In the case of cats that got along up to a certain point, you can also try the following things:
Separate the cats in different rooms for a few days or weeks so that they have separate sleeping places, separate food, and water corners, and separate litter boxes. In this way, they hear and smell each other but cannot interact.
Place their food bowls on either side of the closed door. This will force them to get closer to each other when they do something they enjoy, like eating.
Change the rooms where the cats stay every day so they will experience variations and each will have access to the smell of the other.
After several days, if both cats are relaxed, open the door an inch. If they remain calm open the door a little more, and then more and more. If cats remain calm, they may be ready to stay together again. If they react and show any signs of aggression, like growling, spitting, or clawing, you need to separate them again and return to the approach steps listed above.

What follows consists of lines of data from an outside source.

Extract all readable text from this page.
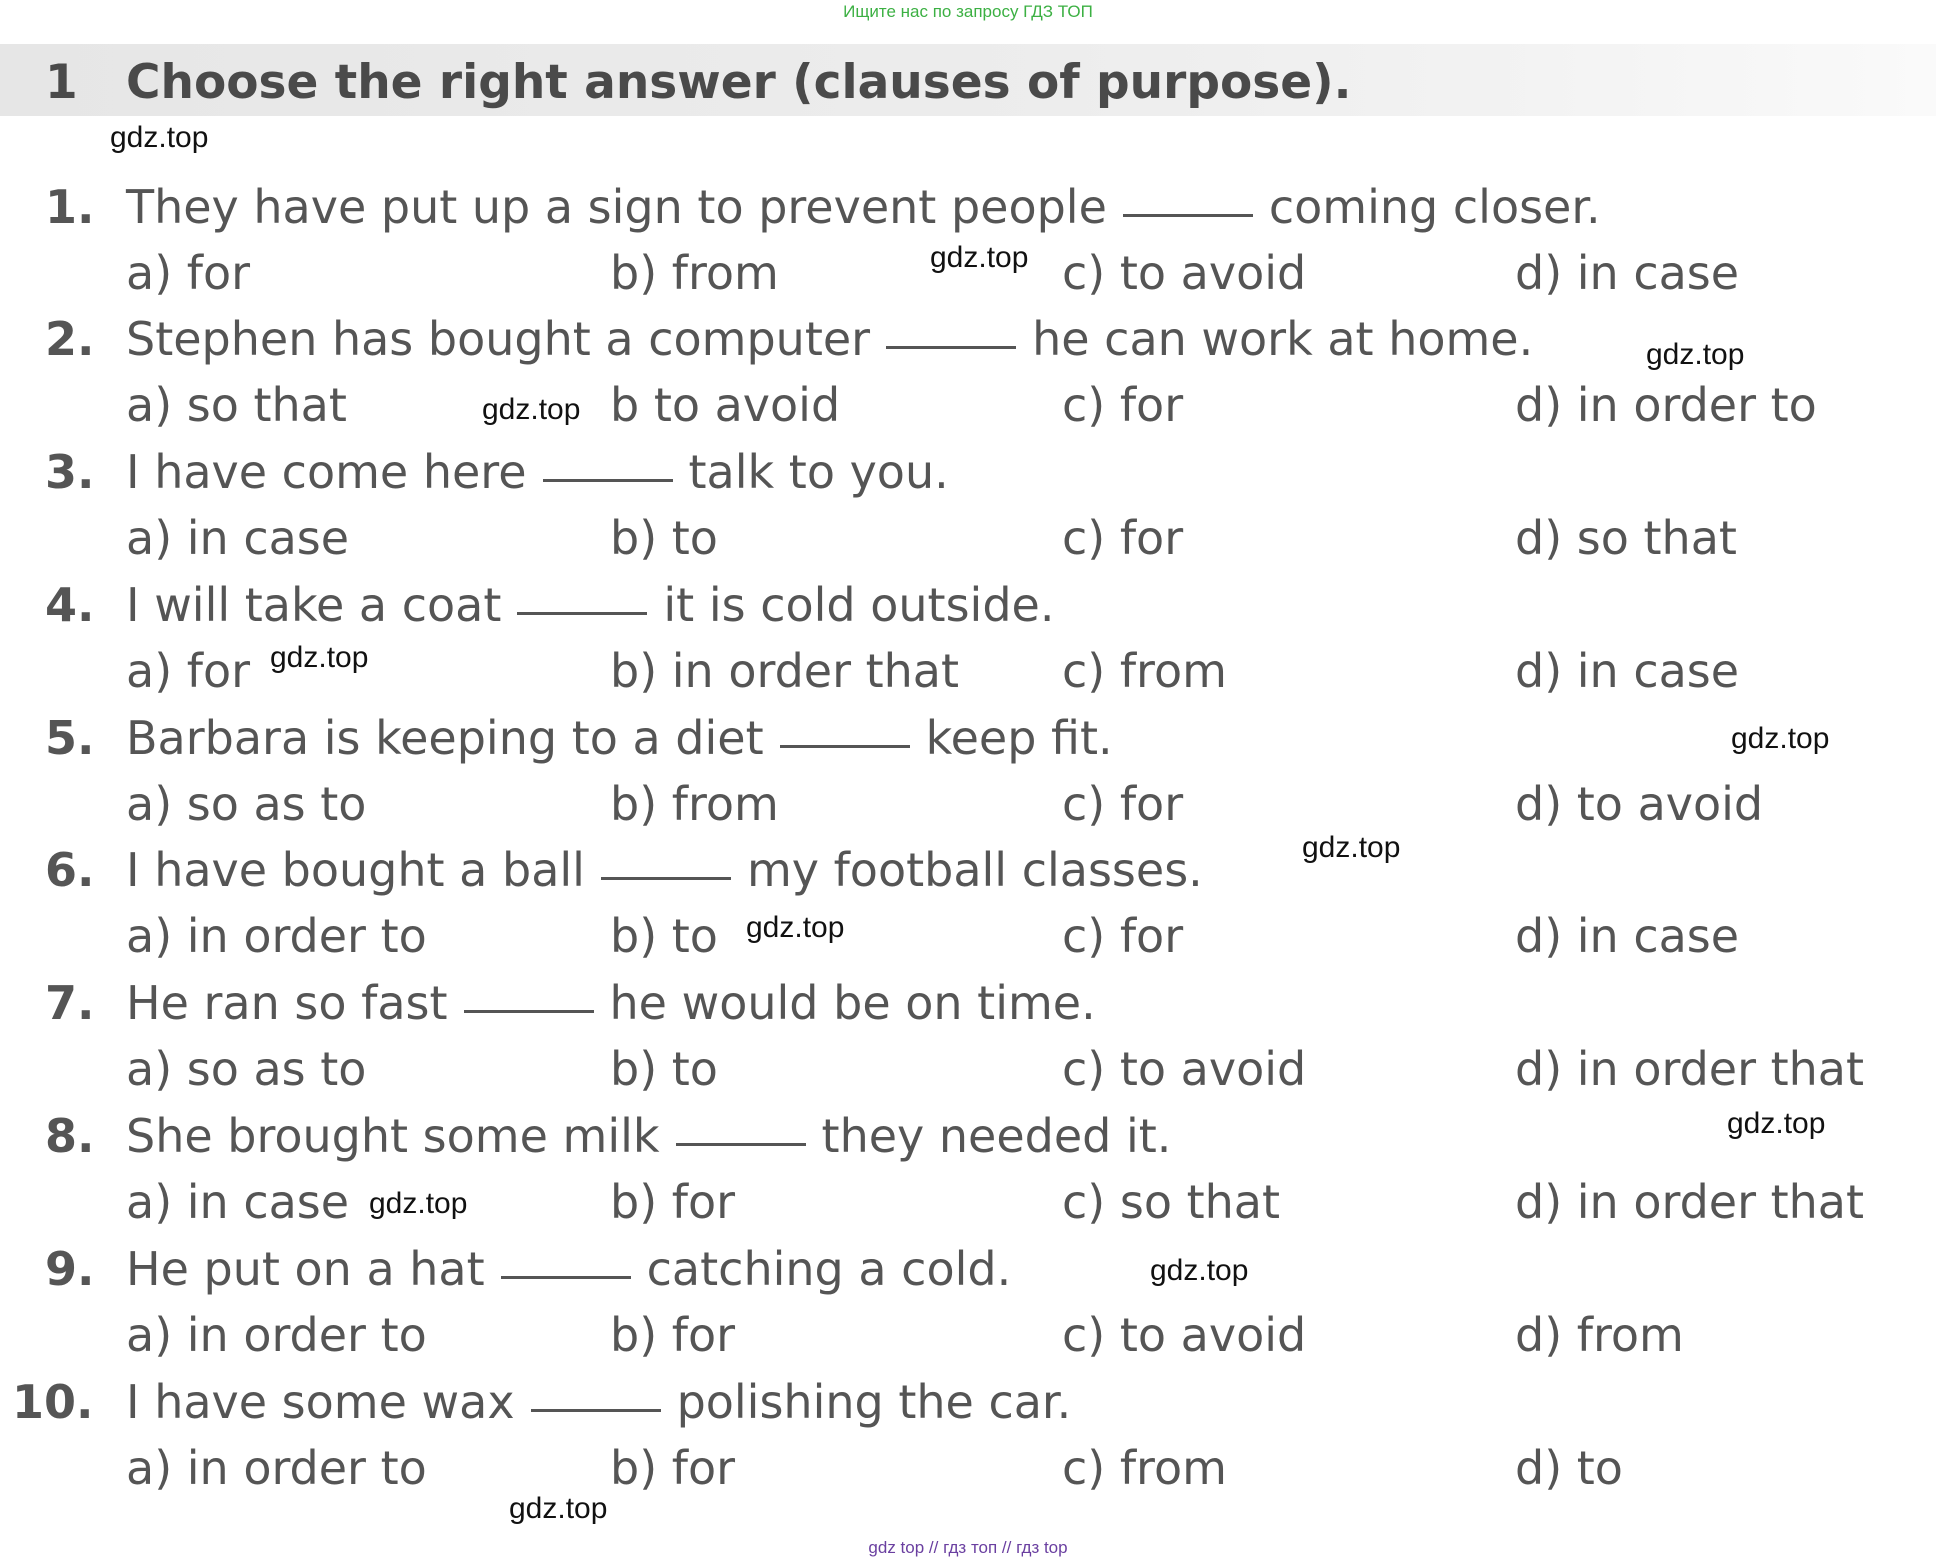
Ищите нас по запросу ГДЗ ТОП
1 Choose the right answer (clauses of purpose).
1. They have put up a sign to prevent people	coming closer.
a) for	b) from	c) to avoid	d) in case
2. Stephen has bought a computer	he can work at home.
a) so that	b to avoid	c) for	d) in order to
3. I have come here	talk to you.
a) in case	b) to	c) for	d) so that
4. I will take a coat	it is cold outside.
a) for	b) in order that c) from	d) in case
5. Barbara is keeping to a diet	keep fit.
a) so as to	b) from	c) for	d) to avoid
6. I have bought a ball	my football classes.
a) in order to	b) to	c) for	d) in case
7. He ran so fast	he would be on time.
a) so as to	b) to	c) to avoid	d) in order that
8. She brought some milk	they needed it.
a) in case	b) for	c) so that	d) in order that
9. He put on a hat	catching a cold.
a) in order to	b) for	c) to avoid	d) from
10. I have some wax	polishing the car.
a) in order to	b) for	c) from	d) to
gdz.top
gdz.top
gdz.top
gdz.top
gdz.top
gdz.top
gdz.top
gdz.top
gdz.top
gdz.top
gdz.top
gdz.top
gdz top // гдз топ // гдз top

There are cases of success when owners rubbed a piece of tuna on the bodies and the heads of cats, so cats became very busy with self-grooming, which is a relaxing behavior, and decreased the risk of feeling annoyed by the other cats. If things go very well, cats will toilet each other because they can’t get to the tuna juice that’s on their heads.
Do not hesitate to contact a specialist in animal behavioral problems for advice.
Some cats just can’t live together in peace, and as you know, stress and tension aren’t healthy for us or our animals. It is not ideal to force them to coexist in stress, but try to keep them separate or find another home for one of them.